This is how I see her. This is the America I got to know.
Late one evening years ago, during the depths of a difficult winter in New York, my car got stuck in the snow. Without me asking, two young men pulled over and pushed the car out.
For many years I lived without family nearby. A co-worker, who has four great sons, treated me like his fifth. I was invited to Thanksgiving and Christmas dinners, helped countless times with my house, and shared precious uninhibited moments discussing favorite scenes from the latest animated movie. Hilarious impressions ensued.
I worked at a university. A kind-hearted man who held meditation sessions on campus became a friend. We often talked long after the sessions ended. He listened when I needed help with some old wounds. This is the America I got to know. Perhaps not the America many outside of her borders know of.
I stopped watching and reading the news weeks ago. There is only one source that I go to. A girl asks her mother’s boyfriend of 17 years to be her dad. He breaks down in tears.
An 86-year-old man is paying for the college tuition of eight high school students he’s never known.
An 11-year-old boy has donated 6425 smoke detectors to families across Texas. He dreams of one day becoming a firefighter.

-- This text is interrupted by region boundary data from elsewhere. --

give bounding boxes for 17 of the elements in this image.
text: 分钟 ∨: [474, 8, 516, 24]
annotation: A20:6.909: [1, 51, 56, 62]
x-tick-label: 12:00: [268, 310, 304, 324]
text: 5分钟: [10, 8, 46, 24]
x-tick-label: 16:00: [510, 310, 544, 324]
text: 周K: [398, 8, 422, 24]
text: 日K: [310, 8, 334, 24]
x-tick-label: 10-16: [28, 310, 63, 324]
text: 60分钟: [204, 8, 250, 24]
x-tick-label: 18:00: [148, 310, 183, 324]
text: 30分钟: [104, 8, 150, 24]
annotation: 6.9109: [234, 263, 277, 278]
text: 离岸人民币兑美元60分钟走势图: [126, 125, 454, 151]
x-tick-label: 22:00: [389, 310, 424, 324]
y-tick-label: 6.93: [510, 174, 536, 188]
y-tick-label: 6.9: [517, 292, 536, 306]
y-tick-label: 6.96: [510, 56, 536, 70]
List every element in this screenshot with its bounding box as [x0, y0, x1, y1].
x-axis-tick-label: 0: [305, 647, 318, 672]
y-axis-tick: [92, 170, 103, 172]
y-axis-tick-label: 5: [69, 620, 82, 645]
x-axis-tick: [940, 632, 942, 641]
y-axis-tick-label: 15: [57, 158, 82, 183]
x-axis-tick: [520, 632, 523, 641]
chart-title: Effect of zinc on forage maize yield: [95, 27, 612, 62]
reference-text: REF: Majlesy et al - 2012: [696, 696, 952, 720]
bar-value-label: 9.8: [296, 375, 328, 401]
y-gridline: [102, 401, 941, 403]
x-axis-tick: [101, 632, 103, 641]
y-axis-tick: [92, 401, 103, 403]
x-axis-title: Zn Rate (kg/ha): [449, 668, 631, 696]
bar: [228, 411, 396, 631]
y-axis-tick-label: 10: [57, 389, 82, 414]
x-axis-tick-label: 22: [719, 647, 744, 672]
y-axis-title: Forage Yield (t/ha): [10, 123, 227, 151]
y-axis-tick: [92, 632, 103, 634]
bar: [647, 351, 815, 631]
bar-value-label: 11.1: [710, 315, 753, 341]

This is the America I got to know. Perhaps not the America many outside of her borders know of. Many inside may not either.
I am not a citizen of America. But I lived on her shores. And how blessed I was. Whether I get to set foot on her hallowed soil again or not, whether I have the opportunity to give back even a fraction of what I received, I wish upon her the words — a prayer — of a Nobel laureate published more than a hundred years ago.
“Where the mind is without fear and the head is held high; Where knowledge is free;
Where the world has not been broken up into fragments by narrow domestic walls;
Where words come out from the depth of truth;
Where tireless striving stretches its arms towards perfection;
Where the clear stream of reason has not lost its way into the dreary desert sand of dead habit;
Where the mind is led forward by thee into ever-widening thought and action –
Into that heaven of freedom, my Father, let my country awake.”
Indeed, it is a prayer I wish upon every nation.
It’s late in the evening now. I go back to my one source before going to bed. A homeless man offers money to pay a student’s bus fare.
A Chinese billionaire donates $2 billion to support educational, medical and environmental causes.
A teacher in Afghanistan turns his bike into a mobile library and cruises the countryside, giving kids a chance to read.
Syrian refugees are giving back to their host country Canada and those affected by the Alberta wildfire – money, hampers of toys, clothes, food, provisions, and furniture that they received only months before.
This is how I see humanity. This is the humanity I know. Perhaps not the humanity visible to those distracted by the dissonance. But clear as day to those returning her sacred embrace.